Critique : Maggie

maggieDe Henry Hobson avec Arnold Schwarzenegger, Abigail Breslin et Joely Richardson

La note des Cinévores : 3étoiles

Au détour d’une filmographie largement consacrée à l’action, Arnold Schwarzenegger s’est autorisé quelques savoureuses incartades. On l’a connu enceint dans Junior ou nounou de choc dans Un flic à la maternelle. Dans Maggie, le comédien d’origine autrichienne s’est éloigné encore plus de sa zone de confort grâce à un rôle tout en intériorité. Celui de Wade Vogel, un père de famille sans histoire à la mine aussi triste que le patelin cendré où il vit avec sa famille. Chemise à carreaux ample, pantalon un brin informe, petite barbe… On est loin de ses accoutrements habituels, qui célèbrent généralement sa carrure de bodybuilder. Aux oubliettes donc Terminator, Predator, Gouvernator et autres pectoraux saillants maculés de suie. Pur film de genre, Maggie permet cette fois à Schwarzie de jouer sur une partition très subtile, le dévoilant plus touchant que jamais dans un registre où on ne l’attendait pas.
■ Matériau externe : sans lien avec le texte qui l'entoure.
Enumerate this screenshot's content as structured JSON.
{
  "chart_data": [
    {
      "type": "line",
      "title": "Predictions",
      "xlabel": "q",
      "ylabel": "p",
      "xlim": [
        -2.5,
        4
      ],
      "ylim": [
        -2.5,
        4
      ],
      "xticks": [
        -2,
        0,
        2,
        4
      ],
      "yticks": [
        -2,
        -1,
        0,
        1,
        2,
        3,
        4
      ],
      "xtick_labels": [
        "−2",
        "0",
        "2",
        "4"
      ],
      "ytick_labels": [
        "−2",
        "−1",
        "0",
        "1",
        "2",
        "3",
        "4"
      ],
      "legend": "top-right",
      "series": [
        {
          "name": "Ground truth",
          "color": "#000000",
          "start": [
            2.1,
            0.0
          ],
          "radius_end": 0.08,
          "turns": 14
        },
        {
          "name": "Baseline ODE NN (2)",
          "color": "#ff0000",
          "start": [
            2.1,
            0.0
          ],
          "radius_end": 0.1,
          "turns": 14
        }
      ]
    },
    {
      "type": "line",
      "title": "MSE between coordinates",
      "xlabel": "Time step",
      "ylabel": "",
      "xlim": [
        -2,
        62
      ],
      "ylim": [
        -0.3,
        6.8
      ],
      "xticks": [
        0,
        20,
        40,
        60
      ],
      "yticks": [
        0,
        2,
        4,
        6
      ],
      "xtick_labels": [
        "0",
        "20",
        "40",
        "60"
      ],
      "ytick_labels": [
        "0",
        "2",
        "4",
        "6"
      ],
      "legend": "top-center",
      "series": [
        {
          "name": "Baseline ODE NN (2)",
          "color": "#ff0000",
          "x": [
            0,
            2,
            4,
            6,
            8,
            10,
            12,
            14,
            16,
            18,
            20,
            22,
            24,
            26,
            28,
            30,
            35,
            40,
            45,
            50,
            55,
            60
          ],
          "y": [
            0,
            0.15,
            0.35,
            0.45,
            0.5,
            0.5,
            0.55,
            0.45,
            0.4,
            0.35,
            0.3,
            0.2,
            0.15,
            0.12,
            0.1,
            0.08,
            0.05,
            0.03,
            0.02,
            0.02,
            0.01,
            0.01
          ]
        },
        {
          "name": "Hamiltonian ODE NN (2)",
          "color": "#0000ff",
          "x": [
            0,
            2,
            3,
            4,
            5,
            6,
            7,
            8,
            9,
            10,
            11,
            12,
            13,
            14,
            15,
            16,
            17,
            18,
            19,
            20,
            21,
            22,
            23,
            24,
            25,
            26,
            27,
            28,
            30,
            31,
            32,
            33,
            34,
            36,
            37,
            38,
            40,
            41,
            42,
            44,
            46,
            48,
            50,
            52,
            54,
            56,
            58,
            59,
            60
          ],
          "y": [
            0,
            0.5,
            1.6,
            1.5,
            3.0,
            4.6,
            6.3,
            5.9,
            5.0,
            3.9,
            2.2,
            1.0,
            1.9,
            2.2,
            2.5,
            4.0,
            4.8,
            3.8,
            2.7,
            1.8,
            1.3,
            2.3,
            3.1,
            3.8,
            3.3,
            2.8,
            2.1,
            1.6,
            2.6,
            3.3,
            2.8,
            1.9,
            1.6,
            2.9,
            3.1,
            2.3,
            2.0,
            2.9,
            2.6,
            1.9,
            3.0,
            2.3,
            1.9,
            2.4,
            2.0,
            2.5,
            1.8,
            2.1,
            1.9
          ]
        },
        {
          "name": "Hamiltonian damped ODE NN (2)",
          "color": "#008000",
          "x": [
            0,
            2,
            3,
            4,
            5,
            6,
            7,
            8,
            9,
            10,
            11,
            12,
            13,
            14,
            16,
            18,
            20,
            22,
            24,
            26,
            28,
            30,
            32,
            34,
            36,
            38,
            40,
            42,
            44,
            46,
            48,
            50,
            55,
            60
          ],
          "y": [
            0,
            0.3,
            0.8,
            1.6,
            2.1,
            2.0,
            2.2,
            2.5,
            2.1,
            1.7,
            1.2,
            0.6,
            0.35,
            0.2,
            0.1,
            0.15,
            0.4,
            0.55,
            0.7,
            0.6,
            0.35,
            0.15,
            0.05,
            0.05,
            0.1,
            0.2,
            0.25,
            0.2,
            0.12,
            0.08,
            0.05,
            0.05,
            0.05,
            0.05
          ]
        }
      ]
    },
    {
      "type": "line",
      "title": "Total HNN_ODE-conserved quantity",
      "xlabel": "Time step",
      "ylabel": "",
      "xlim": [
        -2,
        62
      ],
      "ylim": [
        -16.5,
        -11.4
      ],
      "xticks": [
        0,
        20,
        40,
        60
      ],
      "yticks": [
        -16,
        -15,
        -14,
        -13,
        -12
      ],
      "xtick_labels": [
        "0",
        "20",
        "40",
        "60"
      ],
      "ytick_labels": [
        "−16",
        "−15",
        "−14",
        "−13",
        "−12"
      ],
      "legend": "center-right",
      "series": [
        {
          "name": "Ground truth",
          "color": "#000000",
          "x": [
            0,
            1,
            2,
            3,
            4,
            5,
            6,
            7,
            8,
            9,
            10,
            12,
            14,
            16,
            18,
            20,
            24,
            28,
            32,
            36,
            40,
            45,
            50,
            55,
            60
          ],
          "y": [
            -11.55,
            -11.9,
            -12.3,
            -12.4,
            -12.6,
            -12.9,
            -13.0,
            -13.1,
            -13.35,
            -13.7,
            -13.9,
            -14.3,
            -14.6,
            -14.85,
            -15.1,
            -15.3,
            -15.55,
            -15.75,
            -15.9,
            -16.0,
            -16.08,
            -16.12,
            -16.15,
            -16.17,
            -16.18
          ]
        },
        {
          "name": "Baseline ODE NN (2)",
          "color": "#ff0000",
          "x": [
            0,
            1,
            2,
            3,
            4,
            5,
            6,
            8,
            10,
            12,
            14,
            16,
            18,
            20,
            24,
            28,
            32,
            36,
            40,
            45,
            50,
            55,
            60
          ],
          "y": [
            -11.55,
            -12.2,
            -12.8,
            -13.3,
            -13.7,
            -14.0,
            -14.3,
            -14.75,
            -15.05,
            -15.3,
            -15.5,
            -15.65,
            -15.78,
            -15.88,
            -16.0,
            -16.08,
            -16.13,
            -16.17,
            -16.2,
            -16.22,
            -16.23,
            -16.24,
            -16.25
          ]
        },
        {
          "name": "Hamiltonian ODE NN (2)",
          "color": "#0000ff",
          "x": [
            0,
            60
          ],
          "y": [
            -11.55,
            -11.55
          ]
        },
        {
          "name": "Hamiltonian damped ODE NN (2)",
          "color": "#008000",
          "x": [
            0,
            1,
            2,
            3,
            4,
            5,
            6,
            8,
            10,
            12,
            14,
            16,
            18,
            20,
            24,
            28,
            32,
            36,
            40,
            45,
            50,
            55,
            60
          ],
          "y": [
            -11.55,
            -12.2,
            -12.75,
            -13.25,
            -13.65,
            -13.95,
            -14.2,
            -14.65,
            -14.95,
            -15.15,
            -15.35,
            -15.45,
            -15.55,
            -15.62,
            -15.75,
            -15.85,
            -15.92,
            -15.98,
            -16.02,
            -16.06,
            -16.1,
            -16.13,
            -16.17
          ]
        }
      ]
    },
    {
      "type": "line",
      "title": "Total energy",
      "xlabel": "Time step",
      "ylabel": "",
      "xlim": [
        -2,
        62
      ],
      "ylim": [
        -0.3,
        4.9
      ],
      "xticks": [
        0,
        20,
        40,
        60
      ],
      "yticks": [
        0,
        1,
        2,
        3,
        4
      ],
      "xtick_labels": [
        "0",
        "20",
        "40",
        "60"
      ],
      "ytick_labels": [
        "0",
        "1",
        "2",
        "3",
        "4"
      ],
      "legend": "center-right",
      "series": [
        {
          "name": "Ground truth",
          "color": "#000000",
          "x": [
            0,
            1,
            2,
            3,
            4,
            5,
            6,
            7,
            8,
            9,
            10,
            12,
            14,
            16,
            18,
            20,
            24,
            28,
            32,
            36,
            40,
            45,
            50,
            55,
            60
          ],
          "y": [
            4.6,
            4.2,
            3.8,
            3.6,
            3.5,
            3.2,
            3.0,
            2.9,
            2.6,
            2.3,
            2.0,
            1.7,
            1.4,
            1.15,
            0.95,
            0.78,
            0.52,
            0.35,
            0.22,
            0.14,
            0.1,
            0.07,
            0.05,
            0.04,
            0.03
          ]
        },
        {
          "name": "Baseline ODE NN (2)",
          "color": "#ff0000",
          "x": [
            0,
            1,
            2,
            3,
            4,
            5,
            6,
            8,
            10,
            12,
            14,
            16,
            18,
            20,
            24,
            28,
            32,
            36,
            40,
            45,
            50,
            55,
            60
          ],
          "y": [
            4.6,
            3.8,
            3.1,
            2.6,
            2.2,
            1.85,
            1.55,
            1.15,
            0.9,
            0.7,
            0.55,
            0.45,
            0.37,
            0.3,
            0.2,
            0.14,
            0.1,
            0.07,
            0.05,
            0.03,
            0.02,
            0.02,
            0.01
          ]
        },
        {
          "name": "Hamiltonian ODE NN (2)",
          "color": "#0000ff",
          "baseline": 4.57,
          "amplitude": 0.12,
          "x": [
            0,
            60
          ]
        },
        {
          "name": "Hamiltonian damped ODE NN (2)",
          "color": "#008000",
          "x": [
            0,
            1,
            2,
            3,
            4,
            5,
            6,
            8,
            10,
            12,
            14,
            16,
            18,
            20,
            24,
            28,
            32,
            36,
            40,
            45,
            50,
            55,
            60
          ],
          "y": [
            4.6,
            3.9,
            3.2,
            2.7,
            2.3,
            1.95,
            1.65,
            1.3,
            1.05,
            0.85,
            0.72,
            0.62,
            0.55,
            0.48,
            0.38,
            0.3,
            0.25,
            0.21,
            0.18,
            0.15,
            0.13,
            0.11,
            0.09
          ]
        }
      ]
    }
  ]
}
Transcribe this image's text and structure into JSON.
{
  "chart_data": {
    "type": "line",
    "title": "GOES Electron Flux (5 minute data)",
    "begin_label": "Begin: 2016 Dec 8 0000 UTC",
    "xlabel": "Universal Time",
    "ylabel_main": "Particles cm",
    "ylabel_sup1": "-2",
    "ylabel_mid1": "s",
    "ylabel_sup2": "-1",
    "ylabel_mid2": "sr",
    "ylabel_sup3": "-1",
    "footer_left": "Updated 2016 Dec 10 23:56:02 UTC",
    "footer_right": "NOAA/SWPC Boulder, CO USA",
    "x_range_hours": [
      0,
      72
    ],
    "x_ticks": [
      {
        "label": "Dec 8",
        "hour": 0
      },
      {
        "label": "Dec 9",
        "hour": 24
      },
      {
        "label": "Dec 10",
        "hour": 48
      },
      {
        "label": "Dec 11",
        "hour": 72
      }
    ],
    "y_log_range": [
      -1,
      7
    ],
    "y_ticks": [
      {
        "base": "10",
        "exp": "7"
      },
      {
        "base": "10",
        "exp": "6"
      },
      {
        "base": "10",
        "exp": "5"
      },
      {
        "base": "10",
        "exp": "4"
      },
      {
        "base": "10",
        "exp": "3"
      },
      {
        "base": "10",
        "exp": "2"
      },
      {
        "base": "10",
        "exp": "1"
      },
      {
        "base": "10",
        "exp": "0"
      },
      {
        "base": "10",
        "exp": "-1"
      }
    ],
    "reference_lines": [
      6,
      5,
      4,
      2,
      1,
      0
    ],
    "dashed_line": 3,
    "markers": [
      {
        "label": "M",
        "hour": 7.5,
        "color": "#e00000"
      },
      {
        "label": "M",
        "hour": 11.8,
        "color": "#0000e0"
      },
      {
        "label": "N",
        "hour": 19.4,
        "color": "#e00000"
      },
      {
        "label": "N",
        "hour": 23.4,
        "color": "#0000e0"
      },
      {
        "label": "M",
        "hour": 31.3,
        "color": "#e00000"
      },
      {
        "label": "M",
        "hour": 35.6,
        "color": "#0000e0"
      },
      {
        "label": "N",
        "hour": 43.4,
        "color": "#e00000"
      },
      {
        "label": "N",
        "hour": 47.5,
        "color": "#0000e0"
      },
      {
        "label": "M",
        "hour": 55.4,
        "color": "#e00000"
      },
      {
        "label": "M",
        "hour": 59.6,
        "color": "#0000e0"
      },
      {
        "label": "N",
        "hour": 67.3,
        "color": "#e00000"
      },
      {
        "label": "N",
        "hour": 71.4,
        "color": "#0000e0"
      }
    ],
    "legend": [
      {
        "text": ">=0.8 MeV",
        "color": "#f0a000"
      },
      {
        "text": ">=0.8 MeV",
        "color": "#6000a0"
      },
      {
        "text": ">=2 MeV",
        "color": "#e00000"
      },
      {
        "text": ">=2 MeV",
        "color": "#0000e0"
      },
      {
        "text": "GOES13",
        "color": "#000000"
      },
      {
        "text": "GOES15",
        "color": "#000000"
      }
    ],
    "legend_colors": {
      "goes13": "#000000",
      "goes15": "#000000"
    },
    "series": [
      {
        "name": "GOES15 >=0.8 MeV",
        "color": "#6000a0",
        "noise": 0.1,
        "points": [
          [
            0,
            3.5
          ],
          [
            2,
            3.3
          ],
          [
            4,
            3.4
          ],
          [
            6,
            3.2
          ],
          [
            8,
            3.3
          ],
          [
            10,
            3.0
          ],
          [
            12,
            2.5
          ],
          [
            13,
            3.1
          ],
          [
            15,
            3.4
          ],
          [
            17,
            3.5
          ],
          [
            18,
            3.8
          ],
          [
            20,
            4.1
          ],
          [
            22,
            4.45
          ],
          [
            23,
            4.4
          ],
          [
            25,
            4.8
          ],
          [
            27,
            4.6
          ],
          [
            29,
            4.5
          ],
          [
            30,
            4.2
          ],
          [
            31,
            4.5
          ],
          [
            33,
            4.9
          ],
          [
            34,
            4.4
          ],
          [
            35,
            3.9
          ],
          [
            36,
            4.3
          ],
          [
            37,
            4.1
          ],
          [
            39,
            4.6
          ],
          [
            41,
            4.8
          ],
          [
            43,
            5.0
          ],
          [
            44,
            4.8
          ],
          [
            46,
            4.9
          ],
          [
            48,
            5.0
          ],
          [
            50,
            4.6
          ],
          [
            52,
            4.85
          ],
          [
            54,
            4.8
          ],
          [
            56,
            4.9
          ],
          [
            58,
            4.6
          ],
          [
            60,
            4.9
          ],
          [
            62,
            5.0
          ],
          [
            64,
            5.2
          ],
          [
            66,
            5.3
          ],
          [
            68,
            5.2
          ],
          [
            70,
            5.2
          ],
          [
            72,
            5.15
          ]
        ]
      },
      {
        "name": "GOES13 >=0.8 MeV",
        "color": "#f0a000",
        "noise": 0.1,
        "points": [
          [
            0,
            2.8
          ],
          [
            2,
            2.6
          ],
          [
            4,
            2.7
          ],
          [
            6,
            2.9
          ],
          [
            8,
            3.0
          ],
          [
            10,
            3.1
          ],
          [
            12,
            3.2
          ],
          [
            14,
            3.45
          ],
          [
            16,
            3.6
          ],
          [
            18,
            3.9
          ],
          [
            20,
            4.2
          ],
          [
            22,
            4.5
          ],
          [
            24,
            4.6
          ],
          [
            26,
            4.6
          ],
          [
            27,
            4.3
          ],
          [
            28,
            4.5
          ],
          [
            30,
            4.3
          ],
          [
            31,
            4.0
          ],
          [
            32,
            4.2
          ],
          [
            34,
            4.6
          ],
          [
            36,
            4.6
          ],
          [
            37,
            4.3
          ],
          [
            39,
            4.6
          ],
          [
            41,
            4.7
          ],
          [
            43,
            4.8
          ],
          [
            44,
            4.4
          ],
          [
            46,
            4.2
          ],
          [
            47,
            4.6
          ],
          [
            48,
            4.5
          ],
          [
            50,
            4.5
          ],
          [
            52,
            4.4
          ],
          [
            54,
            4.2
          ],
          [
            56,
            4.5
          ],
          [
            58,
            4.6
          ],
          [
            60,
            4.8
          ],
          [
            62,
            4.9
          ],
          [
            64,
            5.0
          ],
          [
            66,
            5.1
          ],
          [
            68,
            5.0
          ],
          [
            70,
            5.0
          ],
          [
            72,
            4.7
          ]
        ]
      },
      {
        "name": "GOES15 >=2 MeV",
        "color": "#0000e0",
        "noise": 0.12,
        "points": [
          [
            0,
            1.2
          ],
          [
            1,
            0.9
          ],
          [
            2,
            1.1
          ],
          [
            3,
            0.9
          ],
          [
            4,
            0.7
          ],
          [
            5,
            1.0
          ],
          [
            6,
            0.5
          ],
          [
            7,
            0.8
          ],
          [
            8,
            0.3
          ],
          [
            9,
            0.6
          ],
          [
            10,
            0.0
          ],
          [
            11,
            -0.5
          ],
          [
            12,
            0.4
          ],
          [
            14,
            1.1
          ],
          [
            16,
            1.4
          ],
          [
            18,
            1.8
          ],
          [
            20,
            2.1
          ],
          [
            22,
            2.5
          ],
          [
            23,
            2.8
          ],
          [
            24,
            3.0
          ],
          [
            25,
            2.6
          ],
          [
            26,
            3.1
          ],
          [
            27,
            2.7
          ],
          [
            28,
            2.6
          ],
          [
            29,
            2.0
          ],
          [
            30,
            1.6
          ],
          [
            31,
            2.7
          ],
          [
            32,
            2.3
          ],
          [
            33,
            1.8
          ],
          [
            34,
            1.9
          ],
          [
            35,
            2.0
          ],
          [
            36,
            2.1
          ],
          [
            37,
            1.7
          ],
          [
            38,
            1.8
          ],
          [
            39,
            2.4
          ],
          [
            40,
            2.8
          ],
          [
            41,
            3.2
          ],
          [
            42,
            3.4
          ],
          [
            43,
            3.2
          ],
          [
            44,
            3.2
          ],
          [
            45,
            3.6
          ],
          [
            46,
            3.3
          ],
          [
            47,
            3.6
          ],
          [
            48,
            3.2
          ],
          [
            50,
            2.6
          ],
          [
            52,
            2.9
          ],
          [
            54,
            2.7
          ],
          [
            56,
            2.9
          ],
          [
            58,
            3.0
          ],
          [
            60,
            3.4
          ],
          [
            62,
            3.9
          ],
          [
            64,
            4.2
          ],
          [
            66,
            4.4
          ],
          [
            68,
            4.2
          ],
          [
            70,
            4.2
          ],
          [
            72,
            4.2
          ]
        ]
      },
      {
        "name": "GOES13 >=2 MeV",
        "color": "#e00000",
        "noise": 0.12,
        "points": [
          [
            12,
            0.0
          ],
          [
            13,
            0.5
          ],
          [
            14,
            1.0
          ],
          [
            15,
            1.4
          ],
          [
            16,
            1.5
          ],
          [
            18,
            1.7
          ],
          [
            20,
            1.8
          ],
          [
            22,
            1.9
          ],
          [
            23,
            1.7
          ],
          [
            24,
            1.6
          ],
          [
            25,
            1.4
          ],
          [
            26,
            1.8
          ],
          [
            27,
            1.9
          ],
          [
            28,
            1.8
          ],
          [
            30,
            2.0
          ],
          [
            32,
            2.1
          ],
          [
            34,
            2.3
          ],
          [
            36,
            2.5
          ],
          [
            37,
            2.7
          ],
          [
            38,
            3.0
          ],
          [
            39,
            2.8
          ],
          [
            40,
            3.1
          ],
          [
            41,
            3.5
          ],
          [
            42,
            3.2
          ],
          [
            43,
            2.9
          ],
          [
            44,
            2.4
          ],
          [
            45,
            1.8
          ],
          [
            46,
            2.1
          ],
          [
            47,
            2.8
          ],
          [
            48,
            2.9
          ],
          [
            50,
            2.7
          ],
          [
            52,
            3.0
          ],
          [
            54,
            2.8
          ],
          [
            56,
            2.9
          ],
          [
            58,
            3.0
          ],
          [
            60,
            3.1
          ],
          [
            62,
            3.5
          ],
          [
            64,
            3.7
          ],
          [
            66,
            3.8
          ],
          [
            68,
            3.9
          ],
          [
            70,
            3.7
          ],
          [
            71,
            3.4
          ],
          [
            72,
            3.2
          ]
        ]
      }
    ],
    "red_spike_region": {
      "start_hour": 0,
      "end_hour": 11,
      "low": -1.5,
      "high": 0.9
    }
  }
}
Fort d’une expressivité totalement inespérée, il parvient à transmettre toute la détresse d’un père forcé de faire face à la maladie de sa fille (excellente Abigail Breslin). Laquelle a été mordue par des zombies et condamnée à une lente et inexorable transformation. Si l’émotion marche à ce point, c’est parce que le scénario –  ayant longtemps figuré dans la fameuse blacklist des meilleurs scripts non financés par Hollywood – brise les codes du film de zombie lambda. Cette fois, la contamination ne revêt ni le fun de Bienvenue à Zombieland ni l’effroi de 28 jours plus tard. Elle prend plutôt la forme métaphorique d’un cancer métastasique qui décharne peu à peu les êtres aimés. Sans pour autant marquer d’une pierre blanche un genre balisé, le cinéaste Henry Hobson, dont c’est le premier film, parvient là à se détourner avec les honneurs du tout-venant – effluves sanguinolentes notablement radiées – et confère une dimension humano-psychologique assez inédite à son sombre tableau. L’unité de lieu est en effet réduite à son minimum syndical ; on dépasse rarement les contours d’une bourgade en décrépitude (le film a été tourné à la Nouvelle-Orléans), traversée d’ombres divagantes et lestée par une atmosphère purement méphitique. On retiendra surtout les larmes d’Arnold Schwarzenegger, sa fragilité et sa volonté permanente, dans un monde en plein chaos, de privilégier le dialogue pacifié à la violence aveugle. Un délicieux comble au regard d’une carrière où les coups ont fusé tous azimuts.